Skylight / July 11, 2018 / Nicolas Charlebois
The structure of the house is another deciding factor. If there are beams pillars or pipes in the way the skylight on the roof may not get the right amount of visibility. Making structural changes is not an affordable option in most cases. So it is better to evaluate the room before you place skylights on the roof. In most cases skylights should be built into the house at the time of drawing the design of the house. In case skylights are introduced at a later point of time care must be taken to ensure that they are placed correctly and installed properly. Skylights are overhead windows often in a roof that allow sunlight to filter inside any enclosed area; they are a great natural light option to artificial lighting solutions during the daytime.
These are like Gods own television screens! Moreover skylights will usually bring in more light than windows and are a great alternative to artificial lighting. Skylights have been used in housing and other architecture from time immemorial and these can never go out of style. Very often skylights have been found in old churches.

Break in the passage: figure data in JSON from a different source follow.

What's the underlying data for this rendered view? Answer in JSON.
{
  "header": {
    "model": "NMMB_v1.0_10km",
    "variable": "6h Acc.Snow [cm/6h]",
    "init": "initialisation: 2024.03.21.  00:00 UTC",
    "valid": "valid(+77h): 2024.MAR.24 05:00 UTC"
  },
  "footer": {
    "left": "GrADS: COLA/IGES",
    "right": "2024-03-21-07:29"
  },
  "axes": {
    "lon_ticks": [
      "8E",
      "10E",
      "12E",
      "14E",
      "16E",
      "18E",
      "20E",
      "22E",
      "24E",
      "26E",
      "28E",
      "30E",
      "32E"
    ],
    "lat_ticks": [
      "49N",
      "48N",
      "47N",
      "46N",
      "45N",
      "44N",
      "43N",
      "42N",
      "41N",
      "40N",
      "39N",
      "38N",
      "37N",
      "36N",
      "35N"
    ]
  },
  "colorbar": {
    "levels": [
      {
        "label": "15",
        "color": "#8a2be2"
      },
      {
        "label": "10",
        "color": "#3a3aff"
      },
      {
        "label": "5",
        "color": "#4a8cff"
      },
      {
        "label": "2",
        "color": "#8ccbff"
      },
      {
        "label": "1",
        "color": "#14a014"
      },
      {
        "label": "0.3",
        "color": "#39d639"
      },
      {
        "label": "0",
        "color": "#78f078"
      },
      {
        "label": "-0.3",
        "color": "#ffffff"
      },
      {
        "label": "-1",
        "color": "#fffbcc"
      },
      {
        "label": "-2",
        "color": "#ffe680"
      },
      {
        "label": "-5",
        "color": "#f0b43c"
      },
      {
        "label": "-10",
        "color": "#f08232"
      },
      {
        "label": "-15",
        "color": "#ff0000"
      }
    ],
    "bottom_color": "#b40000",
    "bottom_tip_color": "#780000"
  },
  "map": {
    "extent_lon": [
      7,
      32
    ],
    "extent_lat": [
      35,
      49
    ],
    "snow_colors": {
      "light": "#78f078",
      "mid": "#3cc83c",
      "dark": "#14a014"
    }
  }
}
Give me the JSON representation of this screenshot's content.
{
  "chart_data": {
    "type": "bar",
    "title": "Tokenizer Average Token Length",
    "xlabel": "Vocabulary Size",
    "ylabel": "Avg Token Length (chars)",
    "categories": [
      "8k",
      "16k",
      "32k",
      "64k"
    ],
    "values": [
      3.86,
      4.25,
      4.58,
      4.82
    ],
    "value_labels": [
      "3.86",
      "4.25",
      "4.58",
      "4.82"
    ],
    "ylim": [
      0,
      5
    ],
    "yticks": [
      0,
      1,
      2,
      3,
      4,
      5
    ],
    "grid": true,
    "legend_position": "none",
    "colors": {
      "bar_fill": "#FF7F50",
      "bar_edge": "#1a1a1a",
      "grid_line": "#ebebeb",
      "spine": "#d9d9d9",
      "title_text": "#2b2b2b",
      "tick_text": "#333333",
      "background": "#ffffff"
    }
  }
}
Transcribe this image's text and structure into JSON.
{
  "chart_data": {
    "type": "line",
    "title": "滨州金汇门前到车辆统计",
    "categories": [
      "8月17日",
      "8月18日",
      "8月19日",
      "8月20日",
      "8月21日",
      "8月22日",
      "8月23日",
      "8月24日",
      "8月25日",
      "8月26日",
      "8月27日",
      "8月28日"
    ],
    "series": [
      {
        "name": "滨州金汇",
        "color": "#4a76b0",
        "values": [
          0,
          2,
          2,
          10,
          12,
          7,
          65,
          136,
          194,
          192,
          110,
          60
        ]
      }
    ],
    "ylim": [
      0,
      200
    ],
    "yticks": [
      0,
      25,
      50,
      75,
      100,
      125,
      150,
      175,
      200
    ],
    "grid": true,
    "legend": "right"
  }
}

They add certain warmth and charm to the somber interiors. Skylights are used frequently in modern architecture as well and many modern malls hospitals restaurants and other large public places make use of skylights for natural daylight to light up common areas. When selected carefully and installed an energy-efficient skylight can help minimize heating cooling and lighting costs to very large extent.
A skylight is like a window which has been placed in your roof. It has a frame specially designed to withstand rain and prevent leakage from rain and snow. To maximize a skylights use of natural light to illuminate a room or its passive solar heating potential you will want to take into consideration how a skylight is positioned. Facing north your skylight will provide fairly constant illumination but will not provide a lot of heat. Facing east it will provide the maximum amount of light and solar heat gain in the morning. Facing west your skylight provides afternoon sunlight as well as heat gain. A skylight facing south provides the greatest potential for winter passive solar heat gain than any other location but will often allow unwanted heat gain in the summer.